Mean of X = (50 + 80 + 100 + 80 + 80 + 120 + 70 + 100 + 60 + 90) / 10 = 84
Mean of Y = (120 + 200 + 220 + 160 + 180 + 270 + 150 + 240 + 160 + 210) / 10 = 195

Step 2: Calculate the deviations from the mean for both X and Y.

X deviations: 50 - 84, 80 - 84, 100 - 84, 80 - 84, 80 - 84, 120 - 84, 70 - 84, 100 - 84, 60 - 84, 90 - 84
Y deviations: 120 - 195, 200 - 195, 220 - 195, 160 - 195, 180 - 195, 270 - 195, 150 - 195, 240 - 195, 160 - 195, 210 - 195

Step 3: Calculate the product of X deviations and Y deviations.

Product of deviations:
(50 - 84)(120 - 195), (80 - 84)(200 - 195), (100 - 84)(220 - 195), (80 - 84)(160 - 195), (80 - 84)(180 - 195),
(120 - 84)(270 - 195), (70 - 84)(150 - 195), (100 - 84)(240 - 195), (60 - 84)(160 - 195), (90 - 84)(210 - 195)

Step 4: Calculate the sum of the product of deviations.

Sum of products: Sum of all calculated product of deviations

Step 5: Calculate the sum of squared X deviations.

Sum of squared X deviations: (50 - 84)^2 + (80 - 84)^2 + (100 - 84)^2 + (80 - 84)^2 + (80 - 84)^2 + (120 - 84)^2 + (70 - 84)^2 + (100 - 84)^2 + (60 - 84)^2 + (90 - 84)^2

Step 6: Calculate the least squares estimate of the slope.

Slope (b) = Sum of products / Sum of squared X deviations

Step 7: Calculate the least squares estimate of the Y-intercept.

Y-intercept (a) = Mean of Y - (Slope * Mean of X)

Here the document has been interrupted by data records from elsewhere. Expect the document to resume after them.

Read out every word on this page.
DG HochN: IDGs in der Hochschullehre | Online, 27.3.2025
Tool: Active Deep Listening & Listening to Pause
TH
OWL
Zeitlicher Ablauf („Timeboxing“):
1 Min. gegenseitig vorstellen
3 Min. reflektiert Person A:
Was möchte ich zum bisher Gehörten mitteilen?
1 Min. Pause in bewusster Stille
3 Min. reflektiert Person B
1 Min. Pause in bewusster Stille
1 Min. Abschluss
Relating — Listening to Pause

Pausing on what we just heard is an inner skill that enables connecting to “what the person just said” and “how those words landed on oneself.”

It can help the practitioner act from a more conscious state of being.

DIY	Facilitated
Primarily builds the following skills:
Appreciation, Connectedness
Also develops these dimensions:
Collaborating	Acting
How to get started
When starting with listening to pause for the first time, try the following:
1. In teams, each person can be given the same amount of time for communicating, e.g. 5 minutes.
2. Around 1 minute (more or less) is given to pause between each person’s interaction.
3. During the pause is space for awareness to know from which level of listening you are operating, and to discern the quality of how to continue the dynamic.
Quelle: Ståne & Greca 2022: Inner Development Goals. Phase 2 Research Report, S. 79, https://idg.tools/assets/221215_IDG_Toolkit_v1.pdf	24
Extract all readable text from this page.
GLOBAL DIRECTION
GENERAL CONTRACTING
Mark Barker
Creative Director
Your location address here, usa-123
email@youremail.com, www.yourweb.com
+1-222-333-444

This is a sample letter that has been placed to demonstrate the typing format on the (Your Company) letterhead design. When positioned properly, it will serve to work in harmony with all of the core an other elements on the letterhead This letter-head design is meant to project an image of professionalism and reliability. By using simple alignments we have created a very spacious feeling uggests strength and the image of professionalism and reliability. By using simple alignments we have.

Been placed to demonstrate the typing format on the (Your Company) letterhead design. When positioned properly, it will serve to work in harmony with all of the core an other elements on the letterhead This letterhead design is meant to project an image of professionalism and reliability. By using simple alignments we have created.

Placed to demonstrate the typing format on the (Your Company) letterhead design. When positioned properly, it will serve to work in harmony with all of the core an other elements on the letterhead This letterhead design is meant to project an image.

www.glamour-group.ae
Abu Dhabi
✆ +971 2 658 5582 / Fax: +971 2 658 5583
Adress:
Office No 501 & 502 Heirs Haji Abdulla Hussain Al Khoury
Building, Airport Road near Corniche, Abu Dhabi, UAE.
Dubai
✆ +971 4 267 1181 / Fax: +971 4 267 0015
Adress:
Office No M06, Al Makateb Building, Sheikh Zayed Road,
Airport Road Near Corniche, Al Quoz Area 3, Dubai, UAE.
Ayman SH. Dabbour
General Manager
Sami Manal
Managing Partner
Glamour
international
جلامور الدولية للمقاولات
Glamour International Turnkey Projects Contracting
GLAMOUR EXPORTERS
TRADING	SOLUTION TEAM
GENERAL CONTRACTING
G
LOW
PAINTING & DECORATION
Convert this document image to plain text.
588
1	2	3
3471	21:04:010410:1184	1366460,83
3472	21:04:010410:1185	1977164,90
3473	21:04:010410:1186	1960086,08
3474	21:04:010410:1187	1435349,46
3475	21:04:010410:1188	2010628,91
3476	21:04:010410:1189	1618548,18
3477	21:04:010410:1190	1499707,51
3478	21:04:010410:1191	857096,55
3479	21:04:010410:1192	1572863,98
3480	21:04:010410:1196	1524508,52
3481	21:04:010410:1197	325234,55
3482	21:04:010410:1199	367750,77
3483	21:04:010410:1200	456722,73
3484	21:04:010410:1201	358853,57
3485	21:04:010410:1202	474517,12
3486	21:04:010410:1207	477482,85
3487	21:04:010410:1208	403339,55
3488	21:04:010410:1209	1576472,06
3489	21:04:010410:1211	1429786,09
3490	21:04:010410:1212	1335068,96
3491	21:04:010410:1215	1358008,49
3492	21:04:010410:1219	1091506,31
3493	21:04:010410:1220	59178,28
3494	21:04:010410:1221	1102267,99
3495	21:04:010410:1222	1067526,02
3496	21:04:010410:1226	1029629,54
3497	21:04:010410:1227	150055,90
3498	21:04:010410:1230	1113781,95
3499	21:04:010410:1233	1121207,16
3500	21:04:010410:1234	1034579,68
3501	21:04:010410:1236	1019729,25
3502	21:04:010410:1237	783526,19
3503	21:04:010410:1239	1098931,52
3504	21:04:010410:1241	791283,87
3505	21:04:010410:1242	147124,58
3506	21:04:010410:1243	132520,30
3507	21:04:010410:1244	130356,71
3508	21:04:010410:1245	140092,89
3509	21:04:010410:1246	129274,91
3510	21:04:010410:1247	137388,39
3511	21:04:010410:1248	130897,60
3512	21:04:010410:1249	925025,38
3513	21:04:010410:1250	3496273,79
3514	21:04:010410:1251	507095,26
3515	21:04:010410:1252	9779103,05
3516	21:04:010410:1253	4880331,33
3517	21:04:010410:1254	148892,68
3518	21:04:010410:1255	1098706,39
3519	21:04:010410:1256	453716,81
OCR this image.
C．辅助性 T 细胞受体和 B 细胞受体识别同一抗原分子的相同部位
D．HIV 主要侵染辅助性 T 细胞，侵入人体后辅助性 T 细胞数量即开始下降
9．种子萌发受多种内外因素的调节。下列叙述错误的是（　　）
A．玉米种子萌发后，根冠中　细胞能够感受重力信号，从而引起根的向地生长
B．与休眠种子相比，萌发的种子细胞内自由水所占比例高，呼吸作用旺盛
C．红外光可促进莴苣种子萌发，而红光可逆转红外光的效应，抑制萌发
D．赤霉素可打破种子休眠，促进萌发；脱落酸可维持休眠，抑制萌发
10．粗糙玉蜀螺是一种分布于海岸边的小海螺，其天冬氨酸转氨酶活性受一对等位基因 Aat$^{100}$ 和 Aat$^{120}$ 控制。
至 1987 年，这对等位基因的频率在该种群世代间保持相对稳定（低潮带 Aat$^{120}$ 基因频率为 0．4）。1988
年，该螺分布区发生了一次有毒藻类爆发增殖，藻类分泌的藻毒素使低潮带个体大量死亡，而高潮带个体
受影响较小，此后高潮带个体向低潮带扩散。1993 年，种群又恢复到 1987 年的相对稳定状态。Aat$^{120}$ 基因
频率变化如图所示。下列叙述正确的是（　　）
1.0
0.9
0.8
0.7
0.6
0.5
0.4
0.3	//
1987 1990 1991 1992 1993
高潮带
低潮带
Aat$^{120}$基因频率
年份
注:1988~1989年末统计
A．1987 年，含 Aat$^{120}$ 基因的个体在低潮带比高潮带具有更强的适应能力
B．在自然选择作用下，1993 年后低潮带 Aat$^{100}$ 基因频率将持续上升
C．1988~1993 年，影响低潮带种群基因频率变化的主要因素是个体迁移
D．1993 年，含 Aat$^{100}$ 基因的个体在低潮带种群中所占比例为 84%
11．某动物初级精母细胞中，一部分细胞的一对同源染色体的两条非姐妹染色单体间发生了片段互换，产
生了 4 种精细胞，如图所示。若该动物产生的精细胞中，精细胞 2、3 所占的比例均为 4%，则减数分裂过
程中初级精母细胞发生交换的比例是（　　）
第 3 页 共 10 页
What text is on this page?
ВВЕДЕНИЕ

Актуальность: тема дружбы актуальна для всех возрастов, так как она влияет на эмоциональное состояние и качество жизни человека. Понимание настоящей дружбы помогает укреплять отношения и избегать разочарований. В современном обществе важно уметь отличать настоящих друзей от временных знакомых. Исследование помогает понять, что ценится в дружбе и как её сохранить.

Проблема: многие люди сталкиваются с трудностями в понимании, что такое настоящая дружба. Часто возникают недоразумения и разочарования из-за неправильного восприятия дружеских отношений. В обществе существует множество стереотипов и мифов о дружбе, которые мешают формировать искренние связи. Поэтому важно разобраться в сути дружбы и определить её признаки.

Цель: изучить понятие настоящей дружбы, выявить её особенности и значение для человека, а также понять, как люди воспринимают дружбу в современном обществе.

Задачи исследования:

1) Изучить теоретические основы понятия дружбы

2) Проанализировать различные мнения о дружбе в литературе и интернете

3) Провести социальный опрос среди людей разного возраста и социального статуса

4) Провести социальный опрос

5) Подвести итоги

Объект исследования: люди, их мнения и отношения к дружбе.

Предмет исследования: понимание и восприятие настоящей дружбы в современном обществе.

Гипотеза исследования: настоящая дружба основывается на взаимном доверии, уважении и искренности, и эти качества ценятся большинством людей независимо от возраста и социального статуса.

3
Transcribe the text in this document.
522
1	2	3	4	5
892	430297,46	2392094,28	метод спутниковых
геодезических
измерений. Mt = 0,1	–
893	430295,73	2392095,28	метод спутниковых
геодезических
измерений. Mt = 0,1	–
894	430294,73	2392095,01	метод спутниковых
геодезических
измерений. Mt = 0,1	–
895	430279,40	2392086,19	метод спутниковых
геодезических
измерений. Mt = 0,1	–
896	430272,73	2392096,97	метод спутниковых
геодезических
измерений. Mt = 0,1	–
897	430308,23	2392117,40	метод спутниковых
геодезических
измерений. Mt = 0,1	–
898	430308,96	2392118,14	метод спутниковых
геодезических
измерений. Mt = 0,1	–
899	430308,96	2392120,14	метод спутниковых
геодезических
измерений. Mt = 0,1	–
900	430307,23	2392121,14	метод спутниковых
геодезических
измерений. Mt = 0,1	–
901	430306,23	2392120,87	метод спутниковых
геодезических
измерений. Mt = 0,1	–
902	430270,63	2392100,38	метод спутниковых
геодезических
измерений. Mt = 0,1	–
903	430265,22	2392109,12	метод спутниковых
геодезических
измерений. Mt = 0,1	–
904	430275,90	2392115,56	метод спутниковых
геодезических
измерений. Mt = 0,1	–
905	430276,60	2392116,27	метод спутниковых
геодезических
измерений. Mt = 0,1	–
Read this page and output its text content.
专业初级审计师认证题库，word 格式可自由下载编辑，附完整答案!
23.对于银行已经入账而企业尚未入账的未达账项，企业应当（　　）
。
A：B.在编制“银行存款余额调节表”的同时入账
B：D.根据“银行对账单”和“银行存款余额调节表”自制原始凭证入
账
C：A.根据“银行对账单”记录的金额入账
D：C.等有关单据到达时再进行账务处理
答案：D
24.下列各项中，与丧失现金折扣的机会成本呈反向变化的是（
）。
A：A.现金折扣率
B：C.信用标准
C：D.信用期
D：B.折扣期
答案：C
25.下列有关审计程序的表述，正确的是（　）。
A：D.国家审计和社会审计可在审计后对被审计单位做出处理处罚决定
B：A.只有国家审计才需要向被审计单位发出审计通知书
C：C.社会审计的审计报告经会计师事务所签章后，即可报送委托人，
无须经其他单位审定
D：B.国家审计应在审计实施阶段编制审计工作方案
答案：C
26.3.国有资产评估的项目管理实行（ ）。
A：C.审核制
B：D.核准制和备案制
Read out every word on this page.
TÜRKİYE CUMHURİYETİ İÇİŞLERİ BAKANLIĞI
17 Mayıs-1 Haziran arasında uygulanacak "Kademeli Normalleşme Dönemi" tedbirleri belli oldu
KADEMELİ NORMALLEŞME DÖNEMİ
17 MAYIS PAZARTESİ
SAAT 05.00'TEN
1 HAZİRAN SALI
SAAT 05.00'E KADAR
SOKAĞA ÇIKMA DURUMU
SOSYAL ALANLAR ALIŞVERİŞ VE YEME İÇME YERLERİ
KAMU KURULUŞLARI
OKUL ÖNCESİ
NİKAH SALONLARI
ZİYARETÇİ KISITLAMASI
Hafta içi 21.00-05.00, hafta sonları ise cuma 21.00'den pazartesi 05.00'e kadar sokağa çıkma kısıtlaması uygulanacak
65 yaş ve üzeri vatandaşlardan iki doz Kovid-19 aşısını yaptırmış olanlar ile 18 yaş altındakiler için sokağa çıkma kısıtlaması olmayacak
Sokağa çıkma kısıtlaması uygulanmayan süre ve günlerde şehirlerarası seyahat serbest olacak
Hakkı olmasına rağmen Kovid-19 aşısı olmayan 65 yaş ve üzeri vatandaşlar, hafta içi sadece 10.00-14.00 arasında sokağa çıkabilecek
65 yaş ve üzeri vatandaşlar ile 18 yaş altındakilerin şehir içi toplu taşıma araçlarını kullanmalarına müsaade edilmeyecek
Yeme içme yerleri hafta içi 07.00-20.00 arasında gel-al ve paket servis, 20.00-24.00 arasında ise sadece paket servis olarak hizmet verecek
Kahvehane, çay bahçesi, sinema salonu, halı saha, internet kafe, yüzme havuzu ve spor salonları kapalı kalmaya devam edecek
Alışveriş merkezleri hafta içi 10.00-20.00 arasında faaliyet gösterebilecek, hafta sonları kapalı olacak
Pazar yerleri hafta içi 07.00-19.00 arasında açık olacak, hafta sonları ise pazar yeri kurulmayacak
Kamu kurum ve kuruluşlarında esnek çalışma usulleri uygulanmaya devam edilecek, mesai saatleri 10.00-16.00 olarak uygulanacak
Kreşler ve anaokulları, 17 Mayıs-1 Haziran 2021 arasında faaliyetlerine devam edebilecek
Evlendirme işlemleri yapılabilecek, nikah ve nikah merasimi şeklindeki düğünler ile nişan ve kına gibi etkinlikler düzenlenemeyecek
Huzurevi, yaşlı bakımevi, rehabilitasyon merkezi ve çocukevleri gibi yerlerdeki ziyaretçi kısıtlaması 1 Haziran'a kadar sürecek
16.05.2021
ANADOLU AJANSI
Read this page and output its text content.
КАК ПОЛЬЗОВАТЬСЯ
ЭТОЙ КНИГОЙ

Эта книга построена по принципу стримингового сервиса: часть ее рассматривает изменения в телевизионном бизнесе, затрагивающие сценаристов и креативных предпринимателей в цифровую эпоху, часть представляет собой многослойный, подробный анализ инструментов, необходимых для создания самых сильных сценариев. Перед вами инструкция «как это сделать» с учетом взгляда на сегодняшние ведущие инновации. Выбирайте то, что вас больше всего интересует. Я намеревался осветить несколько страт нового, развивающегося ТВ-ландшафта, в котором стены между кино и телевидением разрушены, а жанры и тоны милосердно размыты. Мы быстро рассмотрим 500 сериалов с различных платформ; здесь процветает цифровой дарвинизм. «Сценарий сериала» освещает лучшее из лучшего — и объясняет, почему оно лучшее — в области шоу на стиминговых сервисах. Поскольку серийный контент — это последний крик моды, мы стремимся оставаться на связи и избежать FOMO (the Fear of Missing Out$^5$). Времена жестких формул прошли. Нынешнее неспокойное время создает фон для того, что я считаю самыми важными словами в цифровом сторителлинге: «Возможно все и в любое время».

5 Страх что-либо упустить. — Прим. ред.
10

Step 8: Calculate the prediction for the amount of life insurance for a family whose income is $85,000.

Prediction = Y-intercept + (Slope * $85,000)

Step 9: Calculate the residual (error) term for a family income of $90,000.

Residual term = Actual value - Predicted value

Now, follow these steps and apply the formulas to the given data to find the answers to each question.